Gerçekte olan: Milli küme 2-2.5 ay civarında biter. Futbol birinciliği ise: tüm maçlar tek bir şehirde oynanır ve 10-15 gün içerinde biter. Esas takvim İstanbul ligine ayrılmıştır. Futbol birinciliği maçları milli küme ile çakışmaz,ama Bu turnuvanın ön elemesi dedikleri İstanbul ligi ile çakışır. Fb aynı gün hem İstanbul ligi, hem de futbol birinciliği maçı (yedek takımla) oynadığı da oldu.
Fb mantığıyla şöyle bişey oldu. Ligin finalleri ile aynı gün, aynı ligin ertesi sene ki ön eleme (İstanbul Ligi) maçına çıkıyorsun. Ön eleme maçına as kadroyla oynarken, finalleri yedek kadro ile oynuyorsun.!!.

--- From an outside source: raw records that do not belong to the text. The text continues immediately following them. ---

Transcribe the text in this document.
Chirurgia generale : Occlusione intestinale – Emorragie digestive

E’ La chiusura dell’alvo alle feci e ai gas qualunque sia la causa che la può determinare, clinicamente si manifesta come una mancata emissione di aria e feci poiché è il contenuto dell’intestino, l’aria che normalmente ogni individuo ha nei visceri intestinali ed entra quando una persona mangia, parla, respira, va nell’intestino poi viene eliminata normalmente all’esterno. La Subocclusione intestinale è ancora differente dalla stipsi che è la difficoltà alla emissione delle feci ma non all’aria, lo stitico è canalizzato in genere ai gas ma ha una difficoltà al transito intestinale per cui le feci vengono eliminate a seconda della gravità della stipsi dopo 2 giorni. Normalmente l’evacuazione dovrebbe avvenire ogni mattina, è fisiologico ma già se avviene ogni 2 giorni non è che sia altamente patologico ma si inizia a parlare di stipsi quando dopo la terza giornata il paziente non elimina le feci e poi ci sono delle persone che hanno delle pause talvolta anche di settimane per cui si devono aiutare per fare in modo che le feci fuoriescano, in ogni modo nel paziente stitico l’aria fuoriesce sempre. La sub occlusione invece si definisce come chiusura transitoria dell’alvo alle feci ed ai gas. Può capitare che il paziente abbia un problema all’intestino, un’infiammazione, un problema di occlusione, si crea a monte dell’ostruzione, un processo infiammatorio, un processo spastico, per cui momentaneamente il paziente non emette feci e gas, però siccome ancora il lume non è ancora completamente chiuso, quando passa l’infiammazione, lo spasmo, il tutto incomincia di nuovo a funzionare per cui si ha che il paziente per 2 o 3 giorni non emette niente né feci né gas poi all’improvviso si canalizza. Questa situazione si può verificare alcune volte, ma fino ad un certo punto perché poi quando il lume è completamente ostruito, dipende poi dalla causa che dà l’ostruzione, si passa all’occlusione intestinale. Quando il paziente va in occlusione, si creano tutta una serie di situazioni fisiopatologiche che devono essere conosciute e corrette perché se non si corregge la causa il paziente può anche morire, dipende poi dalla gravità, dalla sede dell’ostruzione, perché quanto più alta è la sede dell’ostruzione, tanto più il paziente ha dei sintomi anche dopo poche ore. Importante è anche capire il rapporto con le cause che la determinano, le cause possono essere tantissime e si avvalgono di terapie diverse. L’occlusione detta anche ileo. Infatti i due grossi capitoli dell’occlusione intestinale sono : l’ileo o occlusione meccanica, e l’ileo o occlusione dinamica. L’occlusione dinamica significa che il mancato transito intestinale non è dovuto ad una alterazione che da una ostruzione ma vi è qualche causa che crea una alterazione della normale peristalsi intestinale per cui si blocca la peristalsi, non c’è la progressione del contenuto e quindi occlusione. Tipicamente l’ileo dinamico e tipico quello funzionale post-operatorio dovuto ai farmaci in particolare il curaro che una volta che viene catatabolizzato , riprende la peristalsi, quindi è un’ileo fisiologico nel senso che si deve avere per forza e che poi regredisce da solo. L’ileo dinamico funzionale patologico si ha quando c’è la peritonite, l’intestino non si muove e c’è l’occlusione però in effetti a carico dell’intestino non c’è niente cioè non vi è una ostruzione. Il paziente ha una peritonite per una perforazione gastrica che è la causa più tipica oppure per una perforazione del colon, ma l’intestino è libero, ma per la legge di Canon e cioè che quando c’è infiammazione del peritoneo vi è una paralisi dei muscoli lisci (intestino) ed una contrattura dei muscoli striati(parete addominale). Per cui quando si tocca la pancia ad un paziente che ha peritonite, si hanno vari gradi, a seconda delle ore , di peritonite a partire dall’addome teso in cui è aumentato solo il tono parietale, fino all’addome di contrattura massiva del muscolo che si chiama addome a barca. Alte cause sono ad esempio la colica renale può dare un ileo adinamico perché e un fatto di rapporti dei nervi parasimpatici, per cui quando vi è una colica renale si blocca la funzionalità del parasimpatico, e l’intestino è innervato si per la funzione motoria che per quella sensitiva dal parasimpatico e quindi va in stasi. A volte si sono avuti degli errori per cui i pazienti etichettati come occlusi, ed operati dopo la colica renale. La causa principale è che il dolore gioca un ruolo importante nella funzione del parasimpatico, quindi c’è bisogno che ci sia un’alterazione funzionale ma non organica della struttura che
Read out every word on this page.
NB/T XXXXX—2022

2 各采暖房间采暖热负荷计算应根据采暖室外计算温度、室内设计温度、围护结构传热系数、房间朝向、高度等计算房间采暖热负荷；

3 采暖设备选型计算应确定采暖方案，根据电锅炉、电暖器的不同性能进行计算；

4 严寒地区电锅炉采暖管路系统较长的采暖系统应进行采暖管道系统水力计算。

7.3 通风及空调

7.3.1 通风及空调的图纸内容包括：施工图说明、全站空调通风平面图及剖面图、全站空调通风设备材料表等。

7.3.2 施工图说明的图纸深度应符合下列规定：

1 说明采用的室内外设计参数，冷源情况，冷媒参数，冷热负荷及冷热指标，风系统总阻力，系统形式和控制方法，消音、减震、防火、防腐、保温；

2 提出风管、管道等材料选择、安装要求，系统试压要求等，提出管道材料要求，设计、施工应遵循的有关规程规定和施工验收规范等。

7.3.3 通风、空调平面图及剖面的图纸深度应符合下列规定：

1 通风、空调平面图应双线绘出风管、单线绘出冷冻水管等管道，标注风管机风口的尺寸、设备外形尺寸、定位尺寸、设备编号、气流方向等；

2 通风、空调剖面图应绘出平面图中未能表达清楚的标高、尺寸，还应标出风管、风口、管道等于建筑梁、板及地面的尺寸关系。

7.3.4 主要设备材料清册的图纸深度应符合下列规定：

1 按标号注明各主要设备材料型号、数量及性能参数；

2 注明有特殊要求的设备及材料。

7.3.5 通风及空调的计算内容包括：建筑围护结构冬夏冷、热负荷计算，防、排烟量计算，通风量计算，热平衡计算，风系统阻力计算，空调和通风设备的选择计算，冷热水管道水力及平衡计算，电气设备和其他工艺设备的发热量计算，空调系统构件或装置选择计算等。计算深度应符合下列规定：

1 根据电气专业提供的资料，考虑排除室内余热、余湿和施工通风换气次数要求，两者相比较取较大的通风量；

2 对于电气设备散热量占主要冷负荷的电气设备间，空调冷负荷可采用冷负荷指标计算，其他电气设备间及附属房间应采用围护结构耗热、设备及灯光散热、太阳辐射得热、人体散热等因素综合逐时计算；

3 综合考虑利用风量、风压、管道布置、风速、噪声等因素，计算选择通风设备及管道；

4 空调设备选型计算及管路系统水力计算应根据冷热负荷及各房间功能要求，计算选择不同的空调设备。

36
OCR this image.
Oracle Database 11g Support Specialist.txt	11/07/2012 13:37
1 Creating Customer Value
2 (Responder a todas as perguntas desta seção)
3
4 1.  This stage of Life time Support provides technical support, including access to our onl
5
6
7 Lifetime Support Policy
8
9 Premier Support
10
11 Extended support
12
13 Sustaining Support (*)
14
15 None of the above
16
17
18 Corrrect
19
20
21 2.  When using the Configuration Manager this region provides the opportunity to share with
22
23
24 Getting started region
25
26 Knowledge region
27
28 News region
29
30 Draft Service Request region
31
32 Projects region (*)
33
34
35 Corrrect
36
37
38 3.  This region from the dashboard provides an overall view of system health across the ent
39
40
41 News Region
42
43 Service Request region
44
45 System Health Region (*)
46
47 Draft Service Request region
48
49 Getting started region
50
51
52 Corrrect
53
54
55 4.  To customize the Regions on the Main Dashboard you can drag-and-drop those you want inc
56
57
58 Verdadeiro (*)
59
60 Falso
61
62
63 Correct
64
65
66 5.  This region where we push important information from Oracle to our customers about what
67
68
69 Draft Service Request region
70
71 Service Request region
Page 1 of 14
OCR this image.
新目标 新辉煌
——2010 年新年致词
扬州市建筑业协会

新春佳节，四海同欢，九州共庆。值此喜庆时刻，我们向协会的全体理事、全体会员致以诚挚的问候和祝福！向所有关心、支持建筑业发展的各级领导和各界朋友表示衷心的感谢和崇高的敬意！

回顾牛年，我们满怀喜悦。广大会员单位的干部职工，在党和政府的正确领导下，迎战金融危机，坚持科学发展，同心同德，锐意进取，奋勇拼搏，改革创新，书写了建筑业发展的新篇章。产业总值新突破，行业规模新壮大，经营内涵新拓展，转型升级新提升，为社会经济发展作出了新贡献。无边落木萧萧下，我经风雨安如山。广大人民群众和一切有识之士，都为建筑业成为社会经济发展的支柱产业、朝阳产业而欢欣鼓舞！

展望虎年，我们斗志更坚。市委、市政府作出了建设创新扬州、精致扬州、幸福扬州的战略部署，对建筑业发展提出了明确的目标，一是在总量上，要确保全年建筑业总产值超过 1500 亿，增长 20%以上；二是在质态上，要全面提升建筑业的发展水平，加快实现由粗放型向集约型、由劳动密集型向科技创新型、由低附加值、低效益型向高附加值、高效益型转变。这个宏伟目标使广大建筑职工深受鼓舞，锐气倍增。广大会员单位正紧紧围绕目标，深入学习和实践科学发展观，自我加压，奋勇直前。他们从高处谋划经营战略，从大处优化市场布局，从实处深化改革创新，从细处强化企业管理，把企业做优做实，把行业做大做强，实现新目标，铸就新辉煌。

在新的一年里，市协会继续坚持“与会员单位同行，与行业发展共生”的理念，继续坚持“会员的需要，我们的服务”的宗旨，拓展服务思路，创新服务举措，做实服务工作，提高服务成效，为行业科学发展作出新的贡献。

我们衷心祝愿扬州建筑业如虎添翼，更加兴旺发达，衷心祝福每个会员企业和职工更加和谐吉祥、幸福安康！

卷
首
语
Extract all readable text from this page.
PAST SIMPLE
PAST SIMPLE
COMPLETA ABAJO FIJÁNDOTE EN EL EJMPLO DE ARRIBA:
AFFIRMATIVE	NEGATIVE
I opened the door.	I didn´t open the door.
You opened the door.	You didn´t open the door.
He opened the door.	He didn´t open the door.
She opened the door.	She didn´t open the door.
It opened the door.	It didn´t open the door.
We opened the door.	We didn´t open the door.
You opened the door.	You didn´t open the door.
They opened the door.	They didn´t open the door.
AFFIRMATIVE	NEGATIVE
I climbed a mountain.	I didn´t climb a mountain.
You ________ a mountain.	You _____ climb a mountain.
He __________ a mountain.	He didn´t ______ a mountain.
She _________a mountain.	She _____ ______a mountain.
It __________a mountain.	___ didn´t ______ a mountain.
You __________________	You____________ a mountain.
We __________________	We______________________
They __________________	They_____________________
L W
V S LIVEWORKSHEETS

Ayrıca Milli küme ile Futbol birinciliği 7 yıl değil,9 yıl aynı sezon içerinde oynanmıştır. Ancak Fb İstanbul şampiyonu olmasına rağmen,oynamayı zul olarak gördüğü için katılmadığı Futbol birinciliği turnuvalarını yok saymış.
 
Son düzenleme:
Fenerbahçe’nin algı çalışması videoda ki yanlışlar ve yalanlar 4 [4.20-5.20 arası]

Burada bir sezonda iki şampiyon çıkabileceğini, dünyada (İtalya ve Arjantin) örnekleri olduğunu söylüyor.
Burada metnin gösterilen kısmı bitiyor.